Some governments are instituting national menstrual hygiene policies and schemes, like India’s Menstrual Hygiene Scheme that funds pads provision in rural areas. Kenya removed taxes on menstrual products to make pads more affordable.

Low-Cost Sustainable Pads

Social entrepreneurs are pioneering eco-friendly, reusable and biodegradable pad innovations made of sustainable materials like bamboo fiber, banana fiber etc. These provide affordable options.

Free Pad Distribution Initiatives

NGOs, charities, social enterprises are directly distributing free or subsidized sanitary pads to girls and women in slums, schools and rural communities on a campaign basis.

Menstrual Hygiene Education

Awareness drives through schools, community groups and media campaigns educate girls about menstrual health and hygiene practices, reducing stigma and Taboos.

Improved WASH Facilities

Efforts to increase access to clean water, private spaces for changing, and gender-segregated toilets with facilities for pad disposal and menstrual waste management are underway.

Policy Advocacy

Research data and advocacy helps highlight the issue and spurs commitment from policymakers to invest in menstrual health and hygiene through national strategies.

However, there is still a long way to go before affordable access to sanitary pads and comprehensive menstrual hygiene is available to all girls and women globally. Sustained efforts across all sections of society are essential.

Key Data on Access to Sanitary Pads Globally

Here is some key data on access to sanitary pads and menstrual hygiene across different regions:

Region % girls/women lacking access to sanitary pads
Sub-Saharan Africa 65%
South Asia 56%
Middle East & North Africa 42%
East Asia & Pacific 21%
Latin America & Caribbean 17%
Eastern Europe & Central Asia 5%

This data shows that Sub-Saharan Africa and South Asia have the highest percentage of girls and women lacking access to sanitary pads, with over 50% going without in these regions. The lowest access rates are in Eastern Europe and Central Asia. However, the issue remains relevant across geographies to varying degrees.

Here is some country-specific data on sanitary pad access:

Country % girls/women lacking access to sanitary pads
Ethiopia 95%
Uganda 65%
Nigeria 55%
India 88%
Bangladesh 73%
Afghanistan 91%

Ethiopia, India and Afghanistan have over 90% of girls and women lacking access to sanitary pads. Uganda, Nigeria and Bangladesh also face huge deficits in sanitary pad access. Ensuring last-mile availability across rural communities remains a key challenge.

Key Takeaways & Conclusion

Some key takeaways from the data:

  • At least 500 million girls and women worldwide still lack adequate access to sanitary pads and other menstrual hygiene products.
  • Poverty, stigma, lack of WASH facilities and weak policy focus drive this deficit in menstrual hygiene resources.
  • Sub-Saharan Africa and South Asia are the worst affected regions, with over 50% of girls and women going without pads.
  • Consequences include health issues, loss of education and empowerment for women and girls.
  • Innovations, government schemes, education efforts and advocacy campaigns are underway to improve access.
  • Significant gaps persist, and much more policy attention and investment is needed to ensure menstrual health and hygiene for all.

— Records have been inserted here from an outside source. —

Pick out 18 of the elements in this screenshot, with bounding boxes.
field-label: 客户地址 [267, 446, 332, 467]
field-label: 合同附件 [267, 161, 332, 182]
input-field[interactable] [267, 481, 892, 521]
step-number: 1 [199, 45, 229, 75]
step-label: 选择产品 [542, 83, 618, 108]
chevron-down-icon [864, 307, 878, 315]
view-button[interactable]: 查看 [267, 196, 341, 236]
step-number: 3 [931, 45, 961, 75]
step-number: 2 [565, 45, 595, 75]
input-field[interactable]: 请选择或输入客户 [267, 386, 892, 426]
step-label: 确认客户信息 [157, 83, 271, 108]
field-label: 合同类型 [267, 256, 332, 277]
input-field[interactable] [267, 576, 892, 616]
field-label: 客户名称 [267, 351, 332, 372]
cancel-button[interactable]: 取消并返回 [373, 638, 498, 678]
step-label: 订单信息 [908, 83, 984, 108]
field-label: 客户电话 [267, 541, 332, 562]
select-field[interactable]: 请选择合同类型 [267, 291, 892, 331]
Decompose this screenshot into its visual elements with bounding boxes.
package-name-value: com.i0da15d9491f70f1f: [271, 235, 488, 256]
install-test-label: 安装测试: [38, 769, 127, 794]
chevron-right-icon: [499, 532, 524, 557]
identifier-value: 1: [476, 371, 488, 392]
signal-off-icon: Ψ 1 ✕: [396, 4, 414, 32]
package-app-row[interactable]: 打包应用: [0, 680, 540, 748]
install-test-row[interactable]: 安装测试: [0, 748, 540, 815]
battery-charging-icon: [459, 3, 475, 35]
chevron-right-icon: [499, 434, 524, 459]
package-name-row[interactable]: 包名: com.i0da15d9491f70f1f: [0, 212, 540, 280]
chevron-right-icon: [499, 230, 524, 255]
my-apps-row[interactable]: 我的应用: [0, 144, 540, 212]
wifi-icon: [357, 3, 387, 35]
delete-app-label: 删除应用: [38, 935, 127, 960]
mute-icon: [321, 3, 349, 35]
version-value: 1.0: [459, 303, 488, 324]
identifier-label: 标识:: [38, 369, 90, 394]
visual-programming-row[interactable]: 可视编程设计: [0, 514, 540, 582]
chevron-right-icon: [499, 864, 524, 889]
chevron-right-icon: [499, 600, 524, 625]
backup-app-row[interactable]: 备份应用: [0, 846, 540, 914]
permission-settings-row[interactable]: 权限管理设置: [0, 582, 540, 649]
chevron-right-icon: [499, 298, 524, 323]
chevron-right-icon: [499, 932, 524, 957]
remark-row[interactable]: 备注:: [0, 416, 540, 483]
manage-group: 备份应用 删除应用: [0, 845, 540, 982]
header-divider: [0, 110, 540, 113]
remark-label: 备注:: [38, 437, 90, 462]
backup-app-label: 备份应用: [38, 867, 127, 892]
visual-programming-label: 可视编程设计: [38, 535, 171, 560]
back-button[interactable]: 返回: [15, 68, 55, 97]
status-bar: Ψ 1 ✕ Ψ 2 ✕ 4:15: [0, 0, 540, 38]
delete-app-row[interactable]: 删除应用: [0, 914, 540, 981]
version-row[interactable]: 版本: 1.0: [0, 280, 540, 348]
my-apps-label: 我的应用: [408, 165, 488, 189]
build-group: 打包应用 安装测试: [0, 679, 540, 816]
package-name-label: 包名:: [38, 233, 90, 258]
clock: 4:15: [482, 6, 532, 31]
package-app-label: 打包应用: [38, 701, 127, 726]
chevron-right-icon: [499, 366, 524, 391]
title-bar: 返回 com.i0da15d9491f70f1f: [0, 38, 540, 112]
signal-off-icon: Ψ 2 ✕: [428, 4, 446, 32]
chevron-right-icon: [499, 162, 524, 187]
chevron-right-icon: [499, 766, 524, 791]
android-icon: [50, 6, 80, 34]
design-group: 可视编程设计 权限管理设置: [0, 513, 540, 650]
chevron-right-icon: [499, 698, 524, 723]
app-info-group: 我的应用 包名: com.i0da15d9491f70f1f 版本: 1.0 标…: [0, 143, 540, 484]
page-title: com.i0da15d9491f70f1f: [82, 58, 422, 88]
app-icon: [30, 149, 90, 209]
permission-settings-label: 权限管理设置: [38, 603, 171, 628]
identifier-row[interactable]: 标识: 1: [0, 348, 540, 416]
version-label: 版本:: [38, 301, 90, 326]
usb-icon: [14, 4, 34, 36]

Inadequate access to sanitary pads and menstrual hygiene continues to be a critical issue impacting millions of girls and women globally. Closing these gaps by making sanitary pads available, affordable and accessible to all is essential for gender equality, women empowerment, health and education outcomes. This will require breaking taboos, strengthening policy measures and sustained multi-sectoral efforts spanning public, private and social sectors. Availability of robust data, ongoing research and advocacy are crucial to drive commitment and inform evidence-based investments towards improving access globally.